Model train maker Hornby to quit ailing London stock market

Model train maker Hornby to quit ailing London stock market

Model train maker Hornby is to quit the ailing London stock market after hiring the Sports Direct tycoon Mike Ashley as an adviser.

The company, which also owns Airfix, Corgi and Scalextric, said it will scrap its listing from London’s Alternative Investment Market (Aim), having first joined the exchange in 2015.

Hornby, which counts Sir Rod Stewart as a customer, said exiting the stock market will help “improve its decision-making” as it struggles to turn around its business following a more than 60pc decline in its share price over the past year.

Leaving the exchange will let it pursue its restructuring plans “at pace,” away from the public scrutiny and “regulatory hurdles” demanded of listed businesses, Hornby said.

It added: “A considerable amount of management time is currently spent complying with the legal and regulatory requirements associated with maintaining the company’s admission to trading on Aim.”

The push to go private comes after Mr Ashley, the founder of Sports Direct, was hired as an adviser to Hornby in March last year, to help boost its financial performance.

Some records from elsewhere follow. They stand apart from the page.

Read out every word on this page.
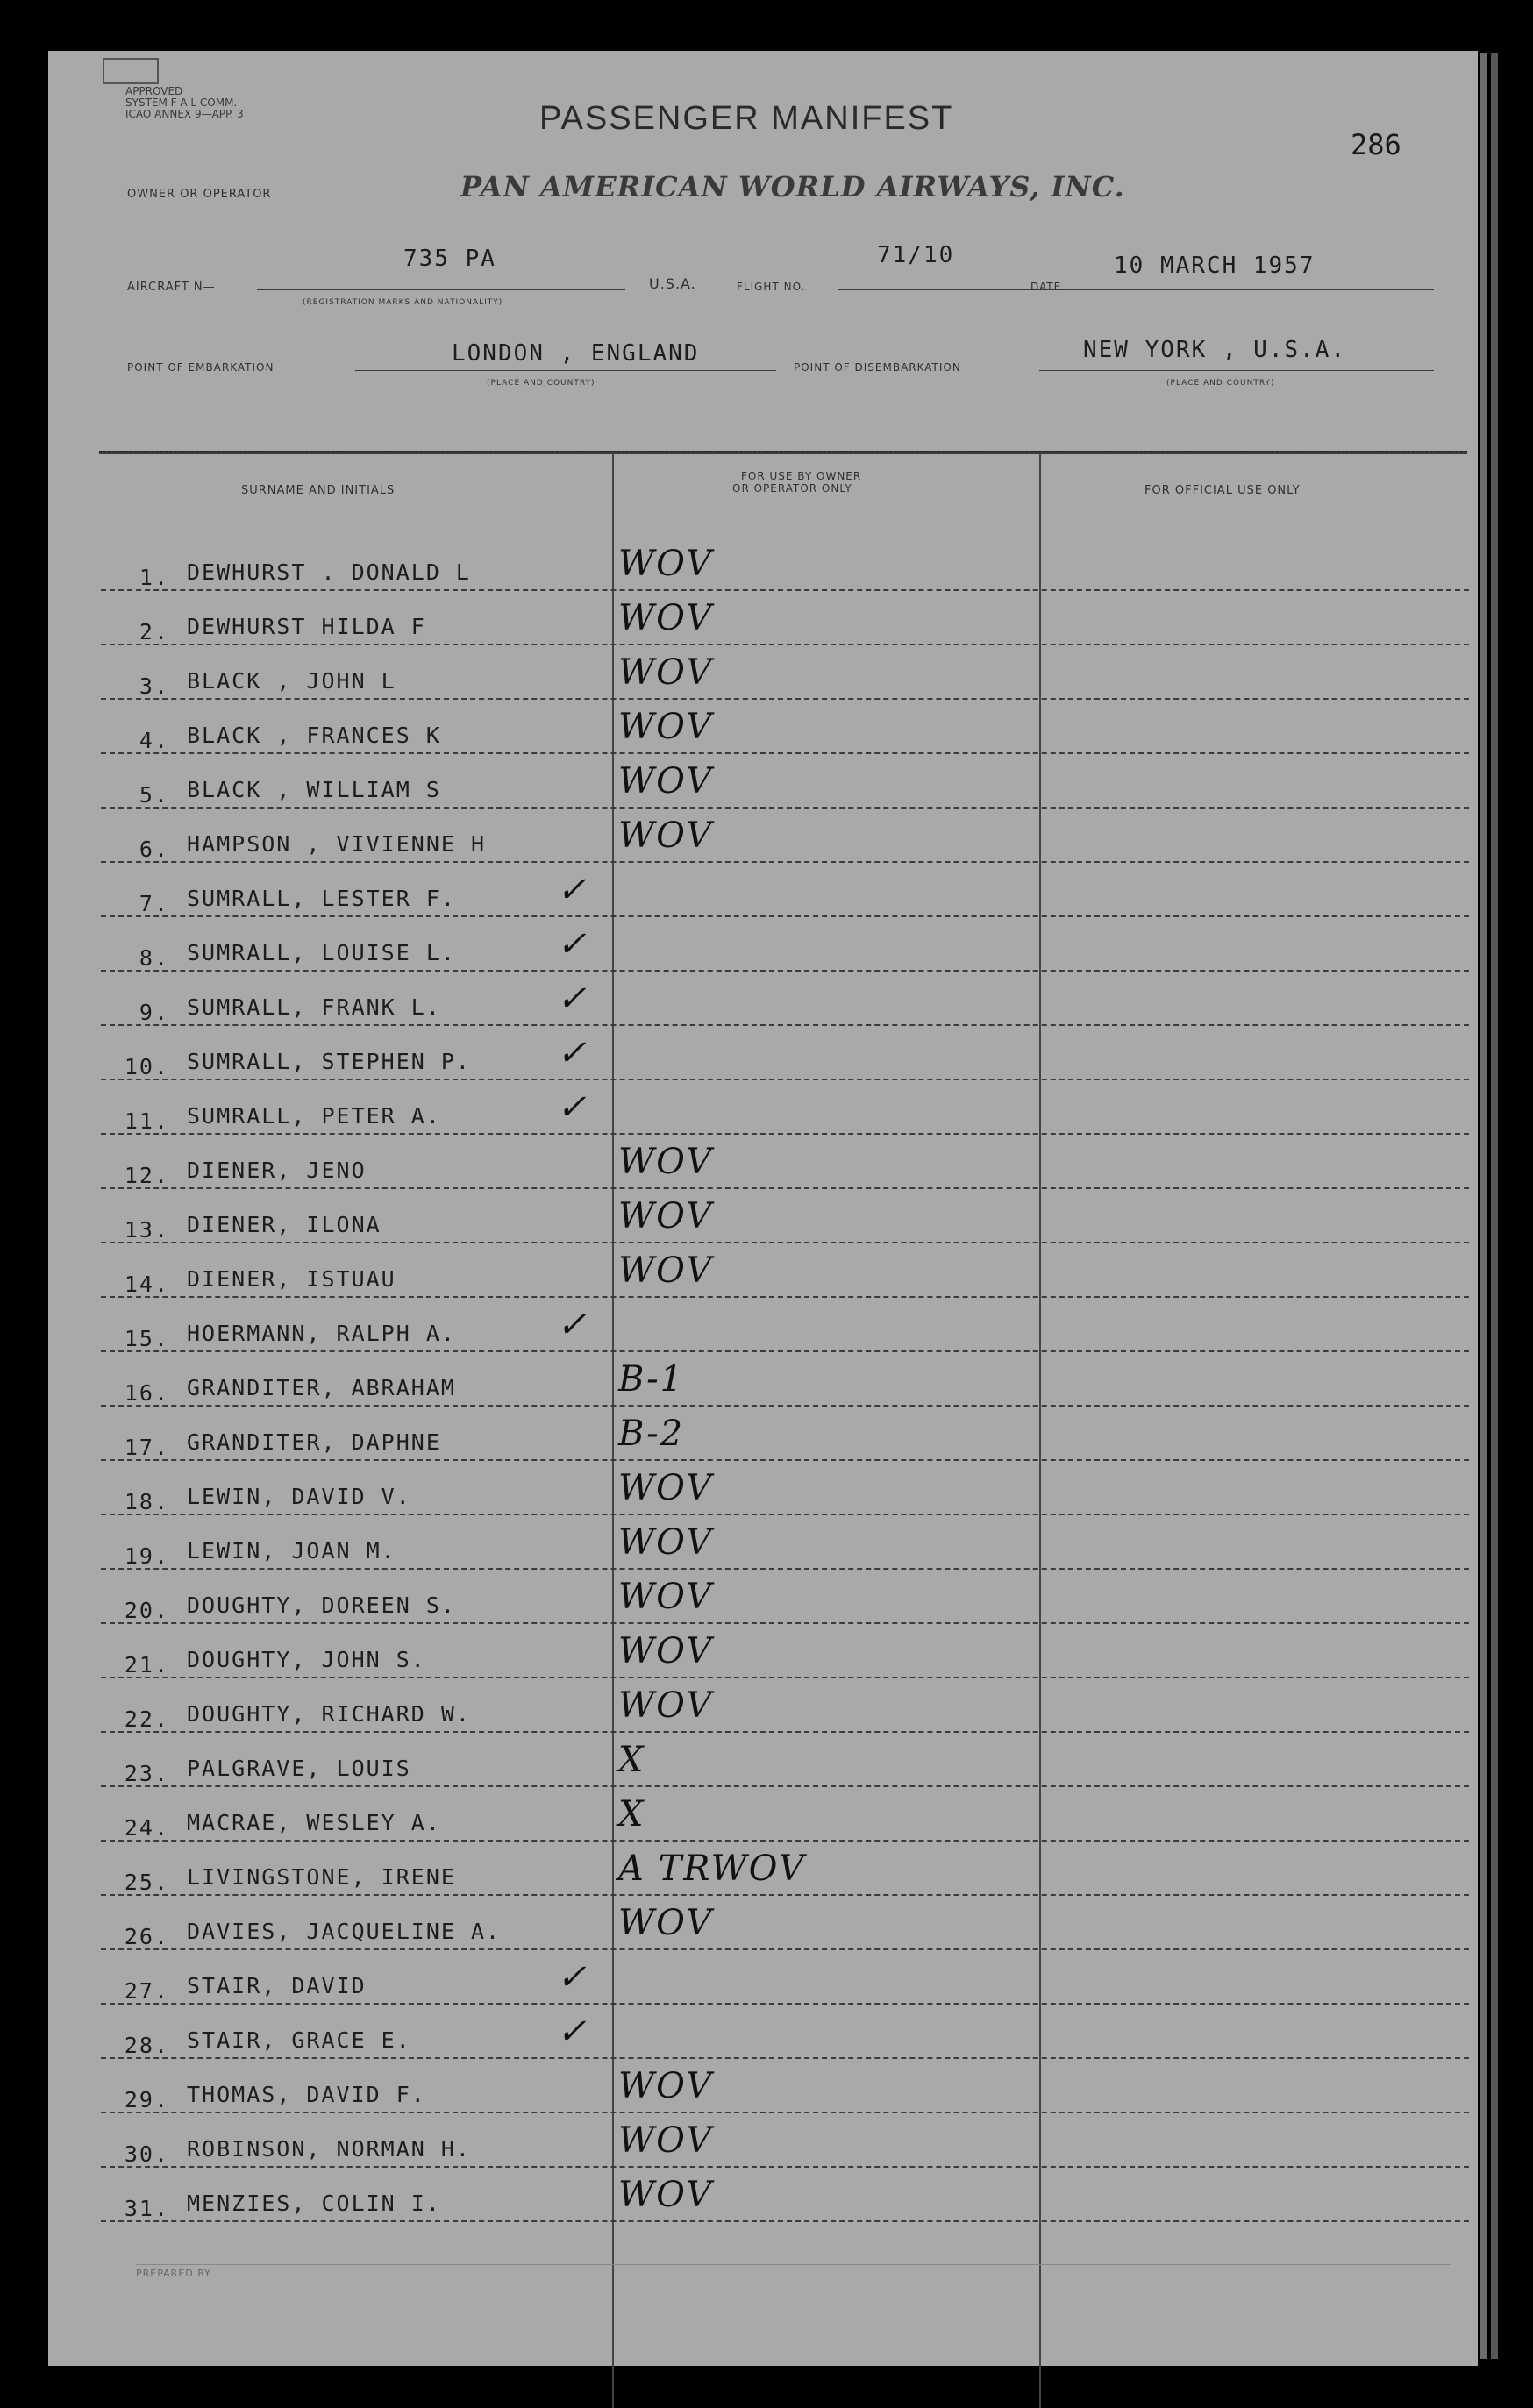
APPROVED
SYSTEM F A L COMM.
ICAO ANNEX 9—APP. 3	PASSENGER MANIFEST
286
OWNER OR OPERATOR	PAN AMERICAN WORLD AIRWAYS, INC.
AIRCRAFT N—
735 PA
(REGISTRATION MARKS AND NATIONALITY)
U.S.A.	FLIGHT NO.
71/10
DATE
10 MARCH 1957
POINT OF EMBARKATION
LONDON , ENGLAND
(PLACE AND COUNTRY)
POINT OF DISEMBARKATION
NEW YORK , U.S.A.
(PLACE AND COUNTRY)
SURNAME AND INITIALS
FOR USE BY OWNER
OR OPERATOR ONLY	FOR OFFICIAL USE ONLY
1. DEWHURST . DONALD L	WOV
2. DEWHURST HILDA F	WOV
3. BLACK , JOHN L	WOV
4. BLACK , FRANCES K	WOV
5. BLACK , WILLIAM S	WOV
6. HAMPSON , VIVIENNE H	WOV
7. SUMRALL, LESTER F.	✓
8. SUMRALL, LOUISE L.	✓
9. SUMRALL, FRANK L.	✓
10. SUMRALL, STEPHEN P. ✓
11. SUMRALL, PETER A.	✓
12. DIENER, JENO	WOV
13. DIENER, ILONA	WOV
14. DIENER, ISTUAU	WOV
15. HOERMANN, RALPH A.	✓
16. GRANDITER, ABRAHAM	B-1
17. GRANDITER, DAPHNE	B-2
18. LEWIN, DAVID V.	WOV
19. LEWIN, JOAN M.	WOV
20. DOUGHTY, DOREEN S.	WOV
21. DOUGHTY, JOHN S.	WOV
22. DOUGHTY, RICHARD W.	WOV
23. PALGRAVE, LOUIS	X
24. MACRAE, WESLEY A.	X
25. LIVINGSTONE, IRENE	A TRWOV
26. DAVIES, JACQUELINE A.	WOV
27. STAIR, DAVID	✓
28. STAIR, GRACE E.	✓
29. THOMAS, DAVID F.	WOV
30. ROBINSON, NORMAN H.	WOV
31. MENZIES, COLIN I.	WOV
PREPARED BY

The retail tycoon currently has an 8.9pc stake in the model maker, worth around £2.1m.

In addition stake to Hornby, Mr Ashley also owns significant stakes in retailers including Boohoo, Currys and Evans Cycles via his conglomerate Frasers Group, which was formerly called Sports Direct.

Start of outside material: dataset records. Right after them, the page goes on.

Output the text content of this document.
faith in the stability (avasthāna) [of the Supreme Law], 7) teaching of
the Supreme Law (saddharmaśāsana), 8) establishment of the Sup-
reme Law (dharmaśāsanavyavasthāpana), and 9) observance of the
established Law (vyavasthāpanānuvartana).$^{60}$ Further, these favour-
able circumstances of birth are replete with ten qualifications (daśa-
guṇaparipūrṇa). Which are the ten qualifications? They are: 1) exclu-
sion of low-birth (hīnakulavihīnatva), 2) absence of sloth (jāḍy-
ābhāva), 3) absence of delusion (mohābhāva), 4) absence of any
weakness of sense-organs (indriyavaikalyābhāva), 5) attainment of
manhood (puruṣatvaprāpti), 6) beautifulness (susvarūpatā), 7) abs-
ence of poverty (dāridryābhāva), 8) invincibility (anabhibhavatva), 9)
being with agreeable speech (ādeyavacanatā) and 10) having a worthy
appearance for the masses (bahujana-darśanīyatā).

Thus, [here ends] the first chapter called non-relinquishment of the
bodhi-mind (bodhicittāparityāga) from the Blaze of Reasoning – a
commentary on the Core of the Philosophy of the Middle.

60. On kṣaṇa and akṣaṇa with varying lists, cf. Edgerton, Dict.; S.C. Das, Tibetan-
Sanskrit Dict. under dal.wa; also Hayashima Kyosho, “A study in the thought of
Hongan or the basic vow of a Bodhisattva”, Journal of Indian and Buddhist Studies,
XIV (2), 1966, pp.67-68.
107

Hornby, which traces its roots back to 1901, has suffered a series of multimillion-pound losses in recent years, which it blamed on a downturn in the economy. It experienced a boom in demand for its toy trains during the pandemic.

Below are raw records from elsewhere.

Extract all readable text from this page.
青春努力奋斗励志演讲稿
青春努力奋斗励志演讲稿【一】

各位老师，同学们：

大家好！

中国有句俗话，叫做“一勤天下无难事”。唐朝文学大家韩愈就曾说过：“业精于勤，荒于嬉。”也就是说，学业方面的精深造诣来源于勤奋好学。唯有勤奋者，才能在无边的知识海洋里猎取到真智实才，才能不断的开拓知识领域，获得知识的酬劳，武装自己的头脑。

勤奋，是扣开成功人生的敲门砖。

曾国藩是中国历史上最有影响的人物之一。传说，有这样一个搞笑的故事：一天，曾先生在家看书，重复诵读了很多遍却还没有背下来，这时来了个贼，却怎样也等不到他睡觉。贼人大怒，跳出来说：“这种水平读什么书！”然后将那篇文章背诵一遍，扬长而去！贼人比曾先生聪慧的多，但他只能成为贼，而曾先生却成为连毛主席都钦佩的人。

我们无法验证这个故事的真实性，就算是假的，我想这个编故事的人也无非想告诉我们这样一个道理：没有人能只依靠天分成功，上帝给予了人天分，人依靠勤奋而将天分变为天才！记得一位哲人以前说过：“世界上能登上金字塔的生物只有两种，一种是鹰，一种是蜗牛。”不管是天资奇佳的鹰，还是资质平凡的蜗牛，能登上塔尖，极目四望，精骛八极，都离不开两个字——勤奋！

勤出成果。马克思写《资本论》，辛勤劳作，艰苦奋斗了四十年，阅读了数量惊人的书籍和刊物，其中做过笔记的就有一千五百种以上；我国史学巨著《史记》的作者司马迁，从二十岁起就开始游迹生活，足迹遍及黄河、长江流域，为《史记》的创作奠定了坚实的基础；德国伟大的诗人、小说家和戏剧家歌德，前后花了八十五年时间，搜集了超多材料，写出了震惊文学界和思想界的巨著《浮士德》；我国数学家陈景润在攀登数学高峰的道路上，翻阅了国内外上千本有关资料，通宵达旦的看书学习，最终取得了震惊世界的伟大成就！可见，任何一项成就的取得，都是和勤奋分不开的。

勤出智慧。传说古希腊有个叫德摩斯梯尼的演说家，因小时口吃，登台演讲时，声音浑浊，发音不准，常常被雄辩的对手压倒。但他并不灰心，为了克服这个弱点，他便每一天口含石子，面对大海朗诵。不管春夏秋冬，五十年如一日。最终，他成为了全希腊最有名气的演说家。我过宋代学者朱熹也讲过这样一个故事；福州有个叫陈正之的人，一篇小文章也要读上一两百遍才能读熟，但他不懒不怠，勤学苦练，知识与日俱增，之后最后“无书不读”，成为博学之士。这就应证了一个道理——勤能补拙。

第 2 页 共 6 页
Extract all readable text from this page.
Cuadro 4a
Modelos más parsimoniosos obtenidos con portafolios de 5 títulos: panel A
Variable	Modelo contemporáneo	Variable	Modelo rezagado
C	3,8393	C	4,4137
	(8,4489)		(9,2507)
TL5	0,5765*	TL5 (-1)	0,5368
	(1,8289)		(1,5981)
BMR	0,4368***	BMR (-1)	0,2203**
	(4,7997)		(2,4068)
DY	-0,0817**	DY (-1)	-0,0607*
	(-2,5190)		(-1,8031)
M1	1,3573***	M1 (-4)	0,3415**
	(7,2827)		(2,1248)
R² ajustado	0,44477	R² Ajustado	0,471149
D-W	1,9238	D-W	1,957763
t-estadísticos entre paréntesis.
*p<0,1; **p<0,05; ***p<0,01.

Since then, it has made efforts to cut costs and draw in new customers, including by lowering the price of its toy locomotives, which cost up to £550 each. It has also sought to modernise its offerings by launching trains that can be controlled with Bluetooth technology via smartphones and iPads.

Hornby last year made a “significant reduction” to its headcount by laying off staff in its headquarters, in Margate, Kent , where it has been based since the 1950s, having originally been started by the Liverpudlian toy inventor Frank Hornby.

The company’s departure from the stock market comes amid a flight of top British companies from London’s troubled exchange, driven by burdensome costs and low valuations.

Paddy Power owner Flutter and construction giant CRH are among the companies to have recently shifted their listing from London to New York, with Shell threatening to make a similar move.

Superdry, the fashion retailer, last year also quit London’s troubled stock market in order to carry out its own turnaround plan “away from the heightened exposure of public markets”.

At the same time, companies including the microchip giant Arm Holdings, have snubbed the London Stock Exchange for overseas markets, despite the Government’s efforts to woo them into UK listings.